I'm not entirely sure why procedural generation started appealing to me so much. It could be related to how I found appeal in extremely hard, fast-paced games like Super Meat Boy. I seem to like games in which you throw yourself at a problem over and over again in multiple short playthroughs and quickly move to the next with each death (see also Hotline Miami). And when procedural generation is thrown into that mix, I can enjoy that kind of challenge while always experiencing new things, whether it be different story events or different random gameplay elements that change the nature of the challenges.

But what I specifically want to address in this column is something that a couple of correspondents have called me out on, and that's that Consuming Shadow has a couple of features that, in past installments of this very column, I have railed against. Namely, random dungeons and randomness in general, and sanity meters in horror games.

Well. I reserve the right to change my opinion, I'm not an Easter Island head. Looking forward to changing my opinion on next-gen consoles just as soon as you stop proving me right all the time, lads. Above all else, you must be open to being persuaded, otherwise you turn into one half of a shouty Fox News debate that goes absolutely nowhere.
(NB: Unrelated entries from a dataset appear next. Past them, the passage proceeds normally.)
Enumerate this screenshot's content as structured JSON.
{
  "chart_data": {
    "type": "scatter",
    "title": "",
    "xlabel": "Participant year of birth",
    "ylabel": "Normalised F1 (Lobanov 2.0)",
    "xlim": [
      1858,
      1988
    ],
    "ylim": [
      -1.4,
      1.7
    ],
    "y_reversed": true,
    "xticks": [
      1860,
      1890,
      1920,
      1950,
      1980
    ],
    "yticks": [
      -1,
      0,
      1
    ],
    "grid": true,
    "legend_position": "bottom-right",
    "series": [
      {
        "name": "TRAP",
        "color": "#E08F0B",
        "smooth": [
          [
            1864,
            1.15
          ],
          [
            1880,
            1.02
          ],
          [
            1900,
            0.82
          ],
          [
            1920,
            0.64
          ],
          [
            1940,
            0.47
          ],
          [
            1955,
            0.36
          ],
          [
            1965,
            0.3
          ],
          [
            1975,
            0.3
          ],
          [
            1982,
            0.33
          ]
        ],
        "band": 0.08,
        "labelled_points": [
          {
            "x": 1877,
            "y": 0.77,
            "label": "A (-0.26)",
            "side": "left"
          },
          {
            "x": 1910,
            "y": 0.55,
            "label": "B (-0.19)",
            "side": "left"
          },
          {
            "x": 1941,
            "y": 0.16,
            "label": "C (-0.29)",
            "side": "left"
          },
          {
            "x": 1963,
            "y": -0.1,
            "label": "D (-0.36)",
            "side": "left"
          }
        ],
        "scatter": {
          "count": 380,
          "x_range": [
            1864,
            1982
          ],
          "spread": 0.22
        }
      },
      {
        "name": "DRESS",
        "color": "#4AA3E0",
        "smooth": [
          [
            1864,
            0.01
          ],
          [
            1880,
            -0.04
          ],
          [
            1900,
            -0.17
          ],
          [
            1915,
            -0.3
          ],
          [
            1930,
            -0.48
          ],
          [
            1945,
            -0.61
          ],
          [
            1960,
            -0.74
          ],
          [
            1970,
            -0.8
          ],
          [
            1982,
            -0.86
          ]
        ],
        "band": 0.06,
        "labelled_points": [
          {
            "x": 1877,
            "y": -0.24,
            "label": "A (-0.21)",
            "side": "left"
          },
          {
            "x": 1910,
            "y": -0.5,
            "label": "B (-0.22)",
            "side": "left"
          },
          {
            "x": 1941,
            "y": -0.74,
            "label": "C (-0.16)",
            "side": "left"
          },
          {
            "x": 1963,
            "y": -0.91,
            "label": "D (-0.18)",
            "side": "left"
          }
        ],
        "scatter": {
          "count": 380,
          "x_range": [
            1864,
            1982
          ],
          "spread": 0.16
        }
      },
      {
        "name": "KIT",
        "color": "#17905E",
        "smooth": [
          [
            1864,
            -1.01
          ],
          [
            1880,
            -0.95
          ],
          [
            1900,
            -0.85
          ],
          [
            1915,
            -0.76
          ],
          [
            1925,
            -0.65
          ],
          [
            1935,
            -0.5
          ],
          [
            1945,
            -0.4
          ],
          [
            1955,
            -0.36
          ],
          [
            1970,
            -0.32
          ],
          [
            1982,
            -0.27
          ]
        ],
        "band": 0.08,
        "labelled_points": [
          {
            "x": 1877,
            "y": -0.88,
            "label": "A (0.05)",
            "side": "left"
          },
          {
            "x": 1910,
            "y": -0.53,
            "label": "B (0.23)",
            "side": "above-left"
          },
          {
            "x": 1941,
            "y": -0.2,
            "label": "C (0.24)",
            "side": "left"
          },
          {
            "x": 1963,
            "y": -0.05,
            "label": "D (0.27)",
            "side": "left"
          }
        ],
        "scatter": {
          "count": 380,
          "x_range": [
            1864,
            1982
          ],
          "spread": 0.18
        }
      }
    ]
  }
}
And the simple answer is, I've changed my mind about randomness. Sometimes it works and sometimes it doesn't. It works in games you're intended to play over and over again. It means having to learn how to be skilled at the game, rather than simply memorize each level and the best approach. A computer program can easily get through a fixed level if you simply hard-code the exact sequence of movements required. When it changes each time, you have to adapt and use the more creative parts of your brain.

I think it was when I was talking about Diablo 3 that I argued against randomly-generated dungeons, stating that a lack of design makes such things insipid. I'd still argue that to be true, because the point is, randomness works in games designed for multiple short, repeated attempts. In Diablo 3 they are part of a single, very very long campaign. Any equipment, experience or bonus you acquire from a random dungeon is something that has to go towards the remainder of that campaign, and it can be frustrating to get unlucky rolls of the dice that you then have to live with. Whereas, in games like FTL, playthroughs are shorter, so bad runthroughs (a) are over a lot faster and (b) provide important worst-case-scenario training.